In that email, sent on 9 June, I wrote in part:
"I’m hoping that, having raised this issue with you directly, you’ll be able to assure me that excluding people in this way isn’t the kind of RNZ you want. I’d suggest a clear policy stating a commitment to accessibility in online content, making specific reference to the use of images. It’s not difficult to do, but it makes the difference between some people being able to consume information and not."
A month later, I've not received a reply from Paul to that email.
I was able to have an email exchange a week ago with others at RNZ, but so far, the inaccessible images keep on coming.

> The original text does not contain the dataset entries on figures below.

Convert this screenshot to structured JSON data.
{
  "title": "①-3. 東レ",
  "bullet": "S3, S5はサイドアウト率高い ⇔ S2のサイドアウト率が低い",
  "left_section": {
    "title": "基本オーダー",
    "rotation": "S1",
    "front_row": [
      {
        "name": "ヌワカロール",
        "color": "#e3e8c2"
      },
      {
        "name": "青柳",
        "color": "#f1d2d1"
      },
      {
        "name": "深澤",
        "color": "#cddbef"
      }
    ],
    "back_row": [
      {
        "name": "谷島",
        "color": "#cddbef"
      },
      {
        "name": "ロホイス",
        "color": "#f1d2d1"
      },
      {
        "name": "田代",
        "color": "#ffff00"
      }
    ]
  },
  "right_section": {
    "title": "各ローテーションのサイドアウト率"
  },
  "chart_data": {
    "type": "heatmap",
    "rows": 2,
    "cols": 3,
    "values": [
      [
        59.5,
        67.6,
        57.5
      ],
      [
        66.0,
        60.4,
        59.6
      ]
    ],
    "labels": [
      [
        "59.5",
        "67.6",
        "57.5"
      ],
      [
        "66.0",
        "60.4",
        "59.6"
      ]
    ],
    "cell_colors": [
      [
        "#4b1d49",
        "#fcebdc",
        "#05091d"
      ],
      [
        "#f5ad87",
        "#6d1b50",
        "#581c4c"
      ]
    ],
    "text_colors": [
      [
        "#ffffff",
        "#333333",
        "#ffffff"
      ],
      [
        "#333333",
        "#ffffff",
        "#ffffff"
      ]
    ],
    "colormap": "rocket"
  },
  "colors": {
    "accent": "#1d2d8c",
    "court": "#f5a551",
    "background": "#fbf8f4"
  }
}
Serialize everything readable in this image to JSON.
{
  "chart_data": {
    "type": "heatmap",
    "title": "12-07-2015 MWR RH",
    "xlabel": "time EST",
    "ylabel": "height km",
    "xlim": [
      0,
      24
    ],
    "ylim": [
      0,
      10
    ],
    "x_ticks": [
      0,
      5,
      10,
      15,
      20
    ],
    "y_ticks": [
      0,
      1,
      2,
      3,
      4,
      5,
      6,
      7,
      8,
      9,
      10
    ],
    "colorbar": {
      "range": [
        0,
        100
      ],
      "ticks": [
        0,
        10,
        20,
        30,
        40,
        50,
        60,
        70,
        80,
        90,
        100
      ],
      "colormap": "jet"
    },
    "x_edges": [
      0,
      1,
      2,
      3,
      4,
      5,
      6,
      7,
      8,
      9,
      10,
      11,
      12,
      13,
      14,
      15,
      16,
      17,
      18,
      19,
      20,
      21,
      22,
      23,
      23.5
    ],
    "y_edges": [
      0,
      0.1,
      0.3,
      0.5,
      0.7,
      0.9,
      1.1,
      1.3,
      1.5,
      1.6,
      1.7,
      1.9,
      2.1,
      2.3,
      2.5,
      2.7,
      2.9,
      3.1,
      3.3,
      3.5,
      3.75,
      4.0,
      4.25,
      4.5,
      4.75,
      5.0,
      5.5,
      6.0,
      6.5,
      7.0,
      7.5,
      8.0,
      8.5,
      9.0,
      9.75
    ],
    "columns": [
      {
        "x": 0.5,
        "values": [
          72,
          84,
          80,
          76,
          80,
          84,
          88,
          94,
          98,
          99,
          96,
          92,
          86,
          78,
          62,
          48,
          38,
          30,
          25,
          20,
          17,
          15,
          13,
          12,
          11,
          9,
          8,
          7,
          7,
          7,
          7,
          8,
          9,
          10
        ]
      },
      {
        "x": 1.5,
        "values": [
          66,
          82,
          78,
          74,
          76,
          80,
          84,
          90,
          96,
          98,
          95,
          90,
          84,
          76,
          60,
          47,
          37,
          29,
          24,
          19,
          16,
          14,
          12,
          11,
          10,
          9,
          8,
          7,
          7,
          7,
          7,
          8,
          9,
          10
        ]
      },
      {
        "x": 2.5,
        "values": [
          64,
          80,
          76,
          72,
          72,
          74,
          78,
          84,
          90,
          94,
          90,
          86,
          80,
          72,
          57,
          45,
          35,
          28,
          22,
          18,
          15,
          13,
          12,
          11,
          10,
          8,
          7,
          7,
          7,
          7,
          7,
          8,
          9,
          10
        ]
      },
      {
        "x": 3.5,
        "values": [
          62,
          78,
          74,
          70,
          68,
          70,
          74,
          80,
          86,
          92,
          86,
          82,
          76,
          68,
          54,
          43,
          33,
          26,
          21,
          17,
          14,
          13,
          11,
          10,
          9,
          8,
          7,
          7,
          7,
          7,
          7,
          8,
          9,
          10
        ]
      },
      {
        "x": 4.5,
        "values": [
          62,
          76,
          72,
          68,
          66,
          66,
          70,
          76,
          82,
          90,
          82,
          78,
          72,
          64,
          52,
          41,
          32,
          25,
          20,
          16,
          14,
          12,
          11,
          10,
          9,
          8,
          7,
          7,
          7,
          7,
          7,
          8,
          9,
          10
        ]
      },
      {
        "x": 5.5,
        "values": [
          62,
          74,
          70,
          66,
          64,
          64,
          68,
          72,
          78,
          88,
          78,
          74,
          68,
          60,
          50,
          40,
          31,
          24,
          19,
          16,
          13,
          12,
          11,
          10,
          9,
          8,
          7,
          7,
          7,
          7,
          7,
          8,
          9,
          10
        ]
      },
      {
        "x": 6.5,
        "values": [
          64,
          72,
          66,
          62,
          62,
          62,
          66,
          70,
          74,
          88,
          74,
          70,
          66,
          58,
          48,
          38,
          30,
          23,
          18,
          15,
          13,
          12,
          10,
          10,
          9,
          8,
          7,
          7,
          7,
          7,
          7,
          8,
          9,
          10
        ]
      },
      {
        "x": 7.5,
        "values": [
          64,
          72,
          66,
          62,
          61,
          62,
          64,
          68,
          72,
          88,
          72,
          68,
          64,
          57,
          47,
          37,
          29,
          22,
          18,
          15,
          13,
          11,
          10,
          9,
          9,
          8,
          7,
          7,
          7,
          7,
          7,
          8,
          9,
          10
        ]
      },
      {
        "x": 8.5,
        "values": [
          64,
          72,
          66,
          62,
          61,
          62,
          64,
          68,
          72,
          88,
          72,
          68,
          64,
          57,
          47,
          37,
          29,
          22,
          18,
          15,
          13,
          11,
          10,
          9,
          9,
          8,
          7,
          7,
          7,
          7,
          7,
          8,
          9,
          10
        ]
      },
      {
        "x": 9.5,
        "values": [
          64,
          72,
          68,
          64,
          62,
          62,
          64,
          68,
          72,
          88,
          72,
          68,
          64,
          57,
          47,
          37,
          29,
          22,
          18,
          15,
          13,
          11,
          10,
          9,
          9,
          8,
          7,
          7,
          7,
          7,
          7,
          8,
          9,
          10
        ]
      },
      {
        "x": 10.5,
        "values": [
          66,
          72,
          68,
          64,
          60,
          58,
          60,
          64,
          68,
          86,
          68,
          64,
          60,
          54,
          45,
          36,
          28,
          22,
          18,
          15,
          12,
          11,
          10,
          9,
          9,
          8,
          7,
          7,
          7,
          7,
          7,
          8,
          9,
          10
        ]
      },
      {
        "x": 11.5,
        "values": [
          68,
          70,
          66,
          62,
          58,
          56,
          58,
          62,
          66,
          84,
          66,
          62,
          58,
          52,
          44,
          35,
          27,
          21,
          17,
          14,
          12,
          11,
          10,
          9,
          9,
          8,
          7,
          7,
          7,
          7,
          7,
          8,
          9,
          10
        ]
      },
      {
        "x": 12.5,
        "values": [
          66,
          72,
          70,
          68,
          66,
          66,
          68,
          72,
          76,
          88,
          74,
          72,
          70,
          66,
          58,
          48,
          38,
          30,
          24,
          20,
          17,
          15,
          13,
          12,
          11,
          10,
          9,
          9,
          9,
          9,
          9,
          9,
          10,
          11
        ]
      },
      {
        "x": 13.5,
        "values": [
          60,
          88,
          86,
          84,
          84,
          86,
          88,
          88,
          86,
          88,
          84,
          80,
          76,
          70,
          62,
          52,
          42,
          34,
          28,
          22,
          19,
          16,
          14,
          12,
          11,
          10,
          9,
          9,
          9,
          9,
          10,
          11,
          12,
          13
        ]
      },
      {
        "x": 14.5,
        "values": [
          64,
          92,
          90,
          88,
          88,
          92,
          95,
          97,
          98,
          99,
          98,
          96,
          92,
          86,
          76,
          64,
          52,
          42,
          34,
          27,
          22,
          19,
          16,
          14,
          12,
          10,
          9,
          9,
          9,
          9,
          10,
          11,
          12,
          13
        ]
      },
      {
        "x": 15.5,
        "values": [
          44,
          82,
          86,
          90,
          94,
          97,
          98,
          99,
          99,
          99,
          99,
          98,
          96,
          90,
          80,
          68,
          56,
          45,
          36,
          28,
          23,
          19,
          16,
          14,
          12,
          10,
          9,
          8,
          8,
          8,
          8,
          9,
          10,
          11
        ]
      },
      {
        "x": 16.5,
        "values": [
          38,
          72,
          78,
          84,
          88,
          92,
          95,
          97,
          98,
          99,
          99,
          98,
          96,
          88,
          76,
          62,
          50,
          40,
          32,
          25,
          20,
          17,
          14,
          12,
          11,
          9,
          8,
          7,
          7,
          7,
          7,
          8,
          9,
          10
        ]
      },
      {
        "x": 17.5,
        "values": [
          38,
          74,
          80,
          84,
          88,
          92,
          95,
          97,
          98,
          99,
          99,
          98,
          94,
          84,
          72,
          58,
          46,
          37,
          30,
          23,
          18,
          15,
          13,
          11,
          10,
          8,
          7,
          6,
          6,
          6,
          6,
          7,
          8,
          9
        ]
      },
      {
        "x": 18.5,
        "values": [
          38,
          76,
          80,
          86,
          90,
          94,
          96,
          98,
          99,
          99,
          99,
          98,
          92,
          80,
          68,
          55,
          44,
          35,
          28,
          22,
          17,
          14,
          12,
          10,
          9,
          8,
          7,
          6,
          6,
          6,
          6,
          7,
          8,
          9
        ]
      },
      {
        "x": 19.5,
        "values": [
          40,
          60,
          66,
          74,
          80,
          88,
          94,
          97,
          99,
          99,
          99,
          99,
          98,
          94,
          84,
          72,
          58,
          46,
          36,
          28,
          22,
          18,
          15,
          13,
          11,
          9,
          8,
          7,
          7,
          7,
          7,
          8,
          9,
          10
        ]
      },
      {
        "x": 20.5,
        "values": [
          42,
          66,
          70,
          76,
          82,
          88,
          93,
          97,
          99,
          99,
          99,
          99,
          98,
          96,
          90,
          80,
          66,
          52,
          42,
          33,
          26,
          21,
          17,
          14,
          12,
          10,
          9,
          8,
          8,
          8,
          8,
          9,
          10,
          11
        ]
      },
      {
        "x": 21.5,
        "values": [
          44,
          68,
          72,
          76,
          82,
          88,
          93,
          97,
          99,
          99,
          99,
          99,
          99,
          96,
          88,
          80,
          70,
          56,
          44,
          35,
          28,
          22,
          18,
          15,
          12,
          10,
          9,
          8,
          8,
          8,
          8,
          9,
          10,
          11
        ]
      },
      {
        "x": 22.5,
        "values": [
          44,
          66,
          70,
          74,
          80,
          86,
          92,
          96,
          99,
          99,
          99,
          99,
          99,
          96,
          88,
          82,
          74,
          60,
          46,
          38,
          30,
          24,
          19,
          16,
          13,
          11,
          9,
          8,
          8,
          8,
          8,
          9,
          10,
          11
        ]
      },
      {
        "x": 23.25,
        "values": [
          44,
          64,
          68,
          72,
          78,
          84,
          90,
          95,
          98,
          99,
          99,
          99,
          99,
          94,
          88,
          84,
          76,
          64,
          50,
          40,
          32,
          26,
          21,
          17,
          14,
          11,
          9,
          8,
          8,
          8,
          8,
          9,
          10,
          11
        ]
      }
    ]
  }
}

I appreciate that when a mobile journalist is out in the field dealing with a breaking news story, it may not always be possible for every image to have a text description, even though typing something brief doesn't take long. But when social media account managers in the office are tweeting images to accompany a story, a public broadcaster like RNZ, which I am helping to fund, should be as inclusive as our Parliament.
What you can do
I believe most kiwis believe in a fair go. Many of us buy fair trade or free range or try to refrain from plastic because we care about the welfare of others. If you believe our public broadcaster should be inclusive, I encourage you to let them know, particularly on Twitter.
You can also show your solidarity by being inclusive yourself, and typing out a quick description of images you're uploading to Twitter and including them in Twitter's recommended way.
I believe it's in our values for New Zealand to be an accessibility leader, so please join me and be the change we want to see in the world.